Sure, Google has tried to do more. Answers, Buzz, Catalogue, Dodgeball, Jaiku, Knol, Lively, Google+, Nexus One, Notebook, Print Ads, Google TV, Video, Wave, Q. And it buys up two or three whole companies every month just to shut them down at great and impressive expense, rather like the Roman Empire. That should last forever.
Don’t get me wrong, I’m not saying Google Maps isn’t a great product. But it’s a rare success for Google, and one of the very few things capable of both generating some revenue now and growing into the future. It’s really, really important to the company.
So that’s why we are hearing so much aggrieved tongue wagging about how desperately, grievously bad iOS 6 Maps is, from the same people who have for years defended Google’s use of the world “beta” as a novel way to throw out unfinished crap and have people use it until it’s functional.
Yes, that’s right, the people who have been putting up with Android’s stuttery user interface and buggy, security flawed everything for the last four years are now appalled that Apple’s Maps doesn’t let one fly to the Falkland Islands without having to resort to pulling up maps.google.com to navigate through the sheep there.
This all happened before
This time however, “beta” isn’t good enough, because we’re talking about Apple, a company that doesn’t play by Google’s more lenient standards of usability. The solution to restoring Apple’s vaunted reputation for high quality, it seems, is for Apple to restore Google Maps to iOS 6.
Apparently, Google and its bipolar quality control fans didn’t notice how well it worked out for Adobe to publicly demand, as loudly as possible for two years, that the iPad desperately needed support for Adobe Flash right now, or else they were going to keep stomping their feet in outrage.

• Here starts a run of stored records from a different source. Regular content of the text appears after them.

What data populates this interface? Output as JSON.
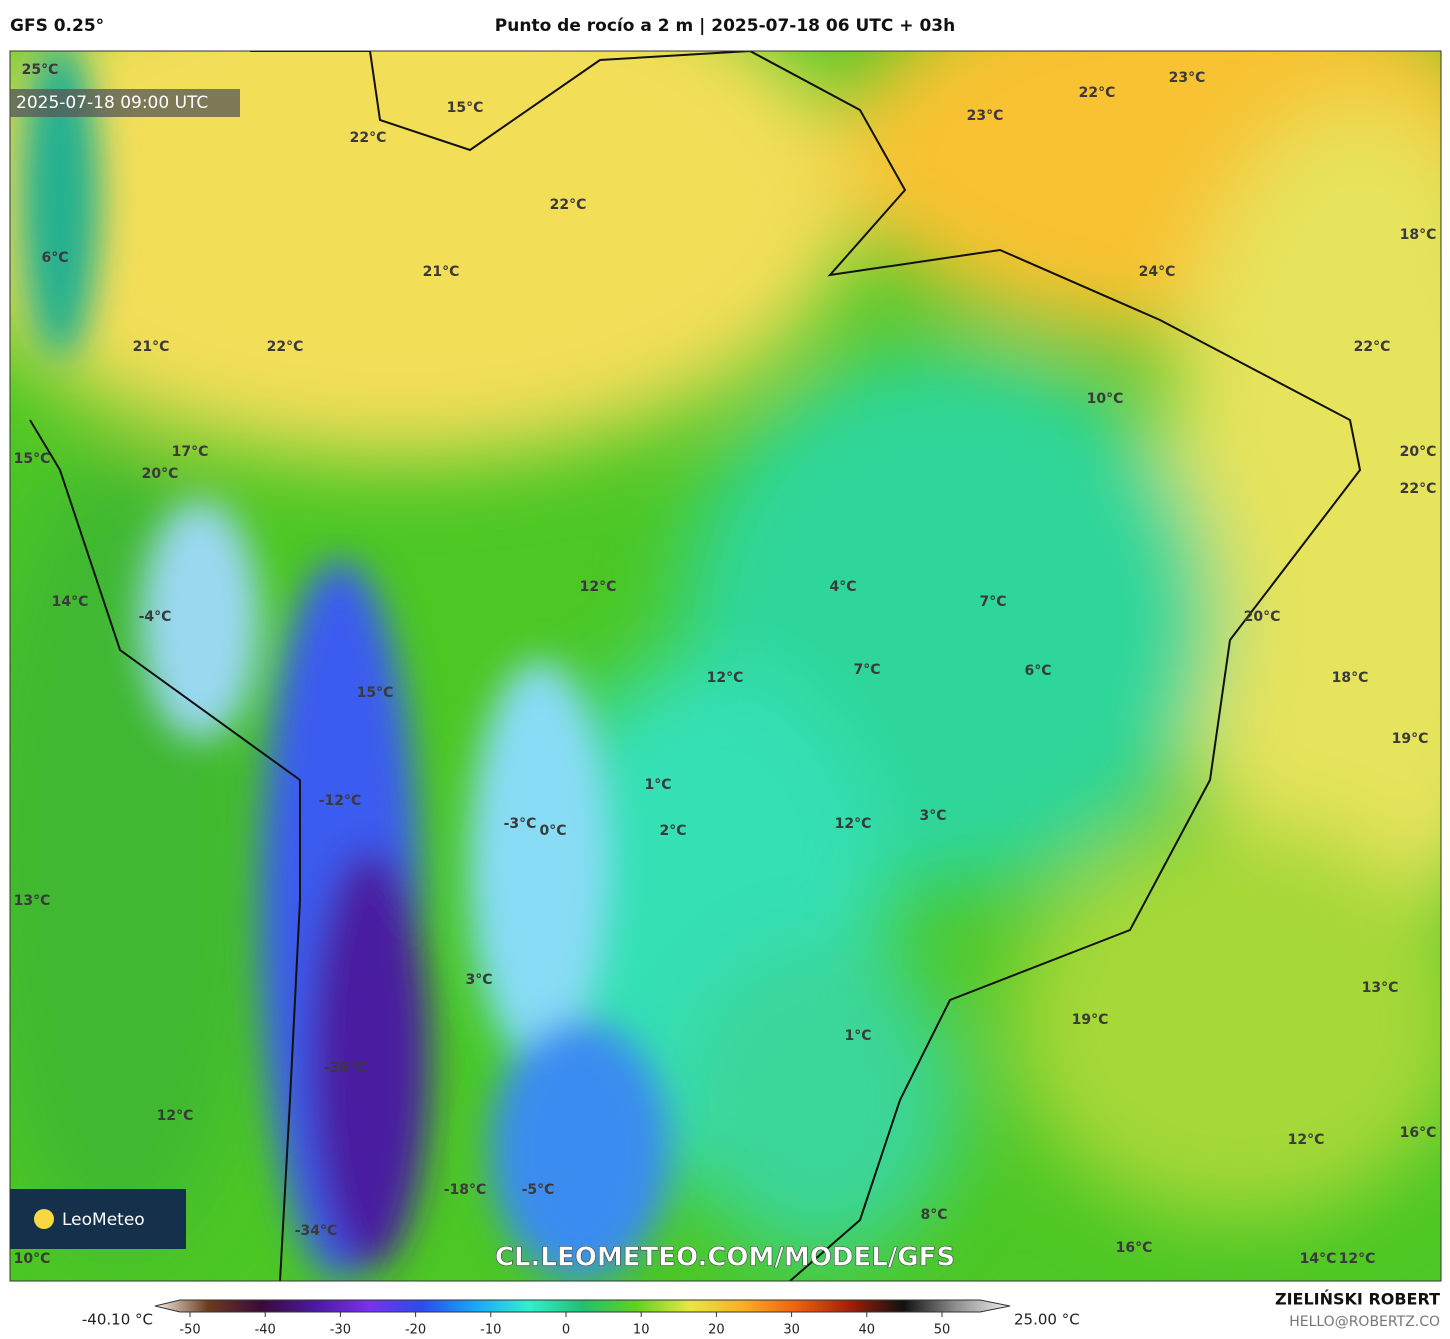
{
  "header": {
    "model": "GFS 0.25°",
    "title": "Punto de rocío a 2 m | 2025-07-18 06 UTC + 03h",
    "valid_time": "2025-07-18 09:00 UTC"
  },
  "map": {
    "labels": [
      "25°C",
      "15°C",
      "22°C",
      "23°C",
      "22°C",
      "23°C",
      "22°C",
      "18°C",
      "6°C",
      "21°C",
      "24°C",
      "21°C",
      "22°C",
      "22°C",
      "10°C",
      "17°C",
      "15°C",
      "20°C",
      "20°C",
      "22°C",
      "12°C",
      "4°C",
      "7°C",
      "14°C",
      "-4°C",
      "20°C",
      "6°C",
      "7°C",
      "12°C",
      "18°C",
      "15°C",
      "19°C",
      "1°C",
      "-12°C",
      "12°C",
      "3°C",
      "-3°C",
      "0°C",
      "2°C",
      "13°C",
      "3°C",
      "13°C",
      "19°C",
      "1°C",
      "-36°C",
      "12°C",
      "12°C",
      "16°C",
      "-18°C",
      "-5°C",
      "8°C",
      "16°C",
      "-34°C",
      "10°C",
      "14°C",
      "12°C"
    ],
    "watermark": "CL.LEOMETEO.COM/MODEL/GFS",
    "logo": "LeoMeteo"
  },
  "colorbar": {
    "min_label": "-40.10 °C",
    "max_label": "25.00 °C",
    "ticks": [
      -50,
      -40,
      -30,
      -20,
      -10,
      0,
      10,
      20,
      30,
      40,
      50
    ],
    "colors": [
      "#f4efe6",
      "#6b3a1e",
      "#3a0a3a",
      "#4a1aa0",
      "#7a30f0",
      "#2a4cf0",
      "#18a8f8",
      "#30f0d0",
      "#20c070",
      "#60d020",
      "#e8e840",
      "#f8b020",
      "#f06010",
      "#a02008",
      "#101010",
      "#909090",
      "#f0f0f0"
    ]
  },
  "credits": {
    "author": "ZIELIŃSKI ROBERT",
    "email": "HELLO@ROBERTZ.CO"
  }
}
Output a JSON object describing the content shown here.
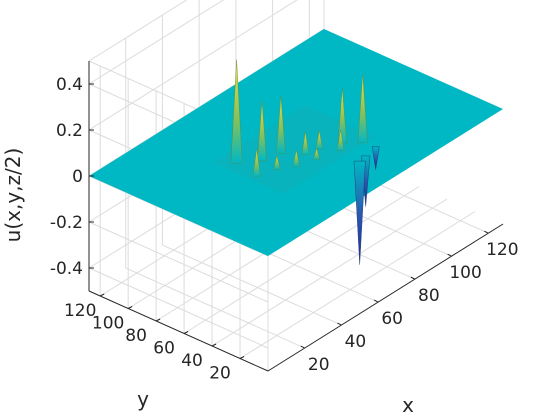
{
  "chart_data": {
    "type": "surface3d",
    "title": "",
    "xlabel": "x",
    "ylabel": "y",
    "zlabel": "u(x,y,z/2)",
    "x_ticks": [
      20,
      40,
      60,
      80,
      100,
      120
    ],
    "y_ticks": [
      20,
      40,
      60,
      80,
      100,
      120
    ],
    "z_ticks": [
      -0.4,
      -0.2,
      0,
      0.2,
      0.4
    ],
    "z_tick_labels": [
      "-0.4",
      "-0.2",
      "0",
      "0.2",
      "0.4"
    ],
    "xlim": [
      0,
      128
    ],
    "ylim": [
      0,
      128
    ],
    "zlim": [
      -0.5,
      0.5
    ],
    "grid": true,
    "colormap": "parula",
    "surface_color": "#00b8c4",
    "peak_color": "#f0e040",
    "trough_color": "#1a2a9a",
    "baseline_z": 0,
    "features": [
      {
        "x": 40,
        "y": 75,
        "z": 0.45
      },
      {
        "x": 42,
        "y": 78,
        "z": 0.35
      },
      {
        "x": 47,
        "y": 66,
        "z": 0.26
      },
      {
        "x": 55,
        "y": 63,
        "z": 0.25
      },
      {
        "x": 74,
        "y": 44,
        "z": 0.24
      },
      {
        "x": 79,
        "y": 36,
        "z": 0.3
      },
      {
        "x": 38,
        "y": 58,
        "z": 0.12
      },
      {
        "x": 60,
        "y": 52,
        "z": 0.1
      },
      {
        "x": 66,
        "y": 50,
        "z": 0.08
      },
      {
        "x": 52,
        "y": 48,
        "z": 0.07
      },
      {
        "x": 46,
        "y": 54,
        "z": 0.06
      },
      {
        "x": 70,
        "y": 40,
        "z": 0.09
      },
      {
        "x": 60,
        "y": 44,
        "z": 0.05
      },
      {
        "x": 69,
        "y": 25,
        "z": -0.45
      },
      {
        "x": 73,
        "y": 26,
        "z": -0.22
      },
      {
        "x": 80,
        "y": 28,
        "z": -0.1
      }
    ]
  }
}
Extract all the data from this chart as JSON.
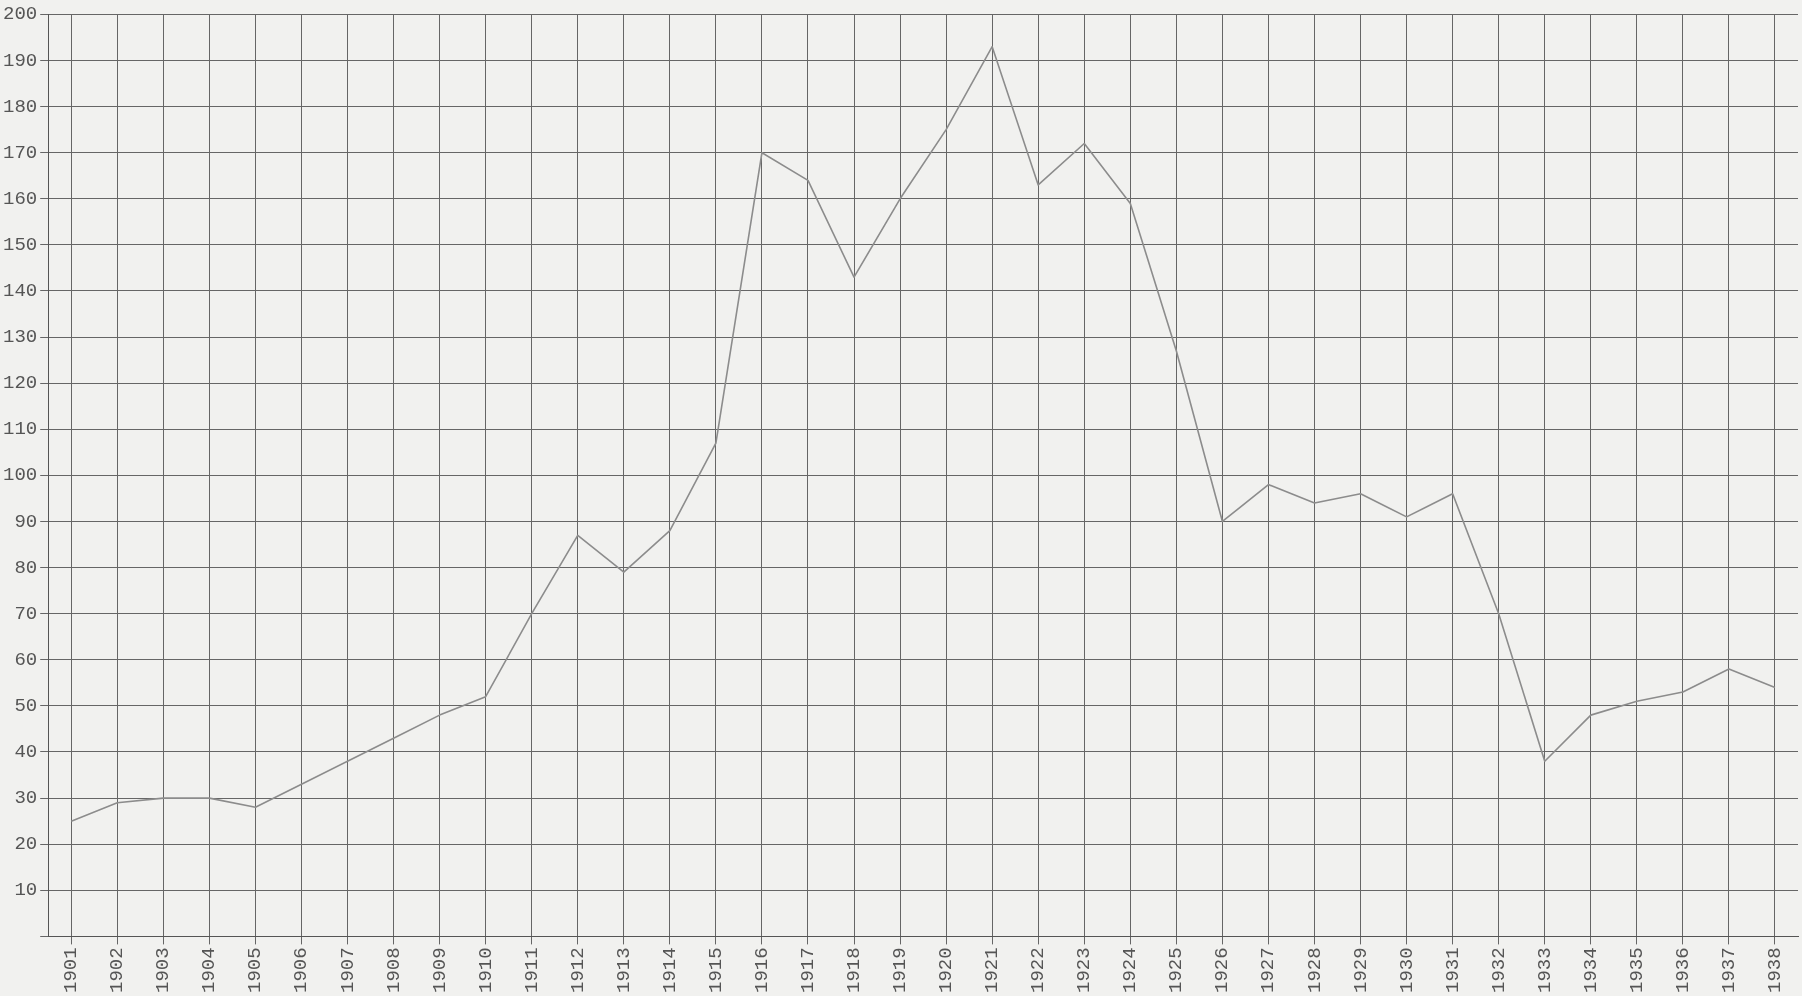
{
  "chart_data": {
    "type": "line",
    "categories": [
      "1901",
      "1902",
      "1903",
      "1904",
      "1905",
      "1906",
      "1907",
      "1908",
      "1909",
      "1910",
      "1911",
      "1912",
      "1913",
      "1914",
      "1915",
      "1916",
      "1917",
      "1918",
      "1919",
      "1920",
      "1921",
      "1922",
      "1923",
      "1924",
      "1925",
      "1926",
      "1927",
      "1928",
      "1929",
      "1930",
      "1931",
      "1932",
      "1933",
      "1934",
      "1935",
      "1936",
      "1937",
      "1938"
    ],
    "series": [
      {
        "color": "#8c8c8c",
        "values": [
          25,
          29,
          30,
          30,
          28,
          33,
          38,
          43,
          48,
          52,
          70,
          87,
          79,
          88,
          107,
          170,
          164,
          143,
          160,
          175,
          193,
          163,
          172,
          159,
          127,
          90,
          98,
          94,
          96,
          91,
          96,
          70,
          38,
          48,
          51,
          53,
          58,
          54
        ]
      }
    ],
    "ylim": [
      0,
      200
    ],
    "yticks": [
      {
        "value": 0,
        "label": null
      },
      10,
      20,
      30,
      40,
      50,
      60,
      70,
      80,
      90,
      100,
      110,
      120,
      130,
      140,
      150,
      160,
      170,
      180,
      190,
      200
    ],
    "grid": true,
    "marker": "none",
    "line_style": "solid",
    "legend": false
  }
}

Social media engagement was such a powerful tool for Adobe in coercing Apple into supporting Flash, wasn’t it?
And teaming up with RIM, Palm, Windows Mobile and in particular Android and Google’s new Honeycomb tablets was an effective way to leverage the world community to get Apple to shackle itself and all its web browsing customers to Adobe’s plugin, remember?
And to show Apple how to do it, Google spared no expense to make it possible to watch YouTube videos on Android via Flash just as easily as watching the same videos via H.264 on iOS. At least until it and Adobe both abandoned Flash too, just a few months later.
All those people who spent uncountable hours in message boards and leaving comments about how critically important Flash was to the world, and how totally unfinished HTML5 was (recall that the world’s greatest scientists had predicted that HTML5 wouldn’t be ready to animate graphics on the web until sometime in 2014, if we were lucky, at least acceding to Wikipedia)… it all just didn’t matter worth a damn in hindsight.
There are still, today, people who think that if they complain enough, Apple will be forced to go back and put an old version of iOS 5 Maps on iPhone 5. Curious.